Loss of political compass drives German policy
Inside Germany, there used be endless debates about German identity — what one historian called “the continual dispute about what being German might mean”. But, in foreign-policy terms, post-war West Germany — and, later, reunified Germany — was utterly predictable: Never against the West; always for more Europe. Now, the “Berlin Republic” is very secure about its identity — and seemingly at sea in its dealings with the world.
There are structural reasons for this change. Germany is too small to be a global player, but too big to be merely first among equals in Europe. While Germans generally see no legitimacy in a global role, even in alliance with the country’s old partners, Germany’s neighbours do not find a German-led Europe legitimate.
Contrary to the fears of many of these neighbours in 1990, the Berlin Republic is not more nationalistic than the old West Germany. True, the left-liberal pacifist milieu that in the old Federal Republic influenced published opinion with its political pieties disappeared during the 1990s; but today’s more “normal” Germany did not begin forgetting the Nazi past and reasserting itself as a great power.
If there is pride, it is pride in how the country has dealt with the legacies of Nazism and East German state socialism. Germans present themselves as champions at “coming to terms with the past”; and their capital’s architecture gives this ethos concrete expression.
Moral disputes over history are over, and even the Left Party is agreeing to an anti-totalitarian consensus, with consequences for policy and political self-perception. Nobody wants to repeal citizenship legislation that makes birthplace, not bloodlines, the basis of belonging, and everybody is proud that populism has never taken off.
Indeed, while received opinion has moved to the right on economics and foreign policy since 1990, the party spectrum has moved to the left. The Social Democrats, the Greens, the Left Party, and the left-libertarian Pirates potentially represent a structural majority for the left. Even Chancellor Angela Merkel’s Christian Democratic Union is in many ways a social democratic party.
Germany’s behaviour today is not driven by nationalism, but by the German elite’s loss of a political compass, as well as the Berlin Republic’s new circumstances. Berlin is not sleepy Bonn, and the world of the 24-news cycle is not the same as the clubby atmosphere of the old Federal Republic, where only the opinion of one or two newspapers mattered.

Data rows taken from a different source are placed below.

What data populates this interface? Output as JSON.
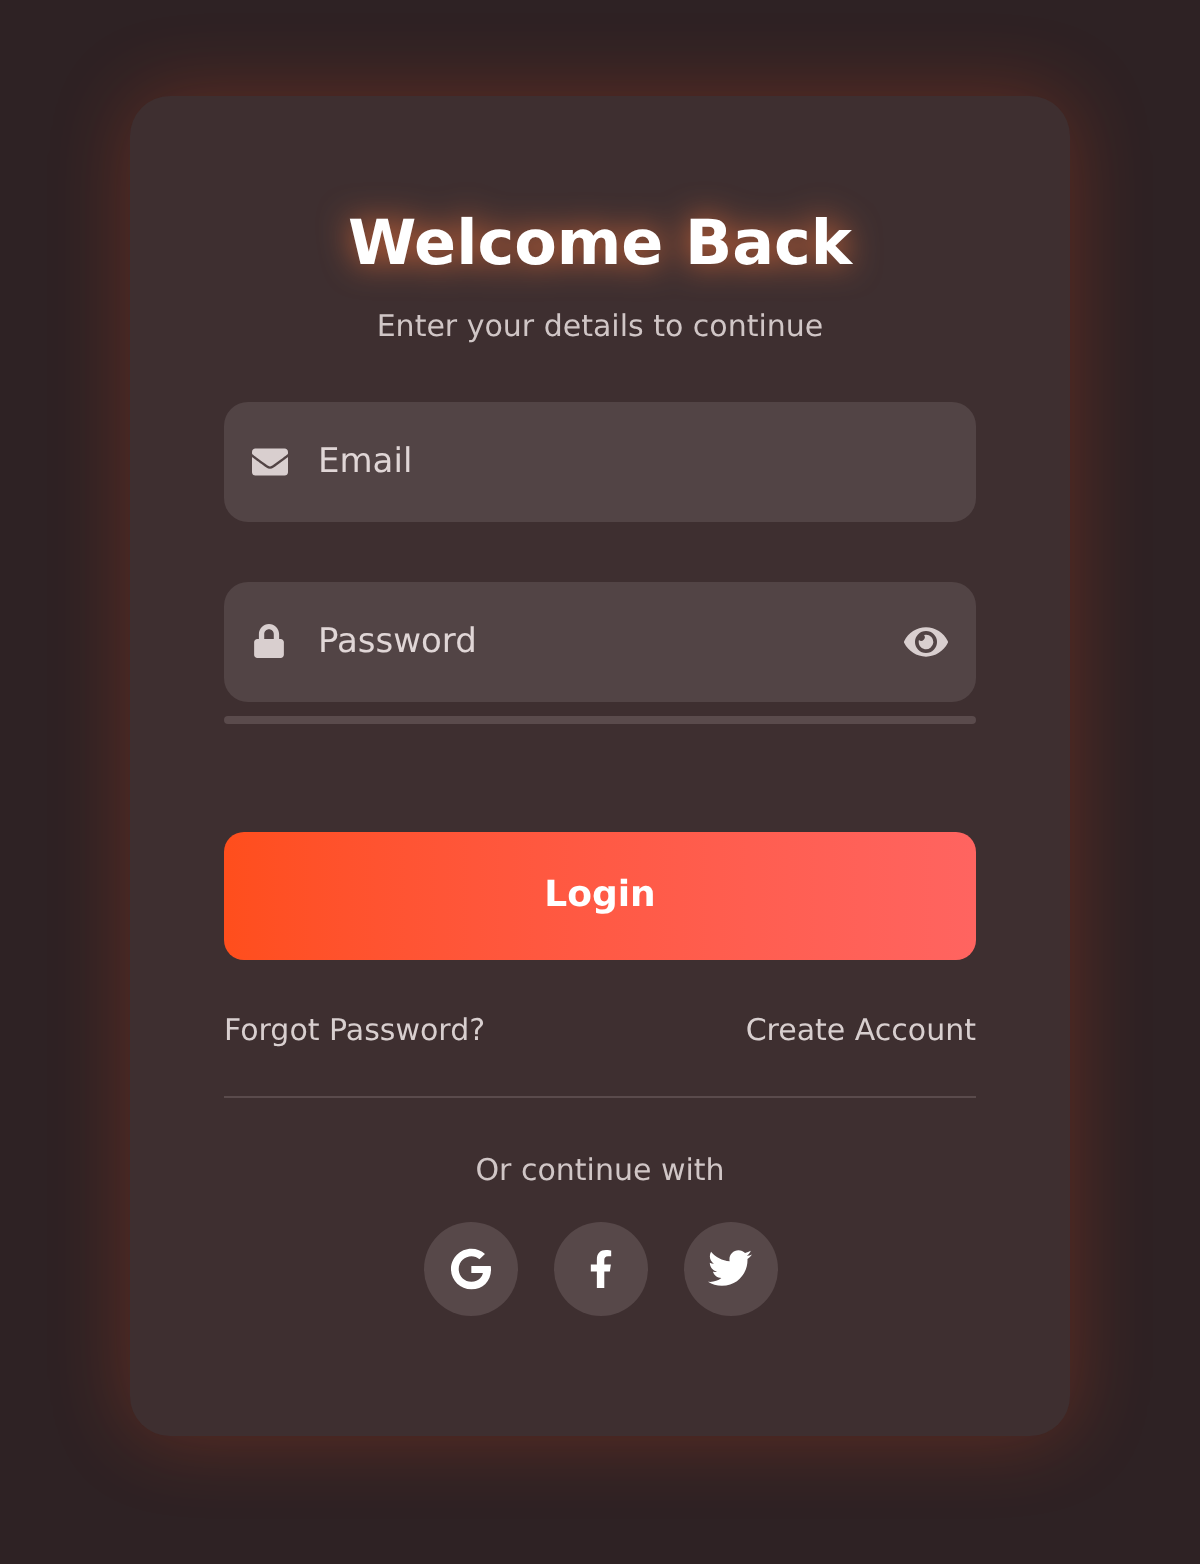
{
  "title": "Welcome Back",
  "subtitle": "Enter your details to continue",
  "fields": [
    {
      "kind": "email",
      "placeholder": "Email"
    },
    {
      "kind": "password",
      "placeholder": "Password"
    }
  ],
  "login_button": "Login",
  "links": [
    "Forgot Password?",
    "Create Account"
  ],
  "divider_text": "Or continue with",
  "socials": [
    {
      "kind": "google"
    },
    {
      "kind": "facebook"
    },
    {
      "kind": "twitter"
    }
  ]
}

In Europe, Germany is the indispensable nation, yet it lacks not only a clear mandate to lead, but also a sense of what the EU should look like after the great projects of peace, the common market, and enlargement are completed.
Previously, the question of Europe’s final shape could be postponed or finessed. Now, Merkel has had the misfortune of inheriting an incoherent project — a situation demanding vision from a politician good at everything but articulating one. Thus, Germany’s political class has responded with short-term solutions: yes, more Europe, but no European state; yes, more money to pour down fiscal black holes, but no departure from the old Bundesbank orthodoxies.
Merkel’s style has exacerbated this: She prefers to lead from behind and seems incapable of the stateswoman-like speech that would bring acceptance for bolder measures. Others have filled this vacuum. Even the most banal statements of Helmut Schmidt and Helmut Kohl, pronouncing from retirement on the dangers of betraying their European dream, are adored as pearls of wisdom.
The president of Germany’s constitutional court openly speculates that, if more Europe is needed for technocratic reasons, it might be time for the people to vote on a new constitution. Intellectuals recommend that Europe’s periphery be disempowered for the sake of Franco-German leadership. Others wish that Germany could be like Switzerland and retreat from a world of moral challenges.
Unlike in the post-war decades, Germans no longer want to escape to “Europe” from their difficult fatherland. Today’s generations are far too comfortable with being German to see Europe as the answer to all of their problems.
Still, they probably would be willing to do more for Europe if someone explained why it fits their interests. Talk of a new, Europe-friendly constitution indicates that they might even be willing to give up what, along with the deutschemark, was the old Federal Republic’s most prized possession: the Basic Law, arguably the world’s most successful constitution during the last half-century. But Germans will not give it up for nothing.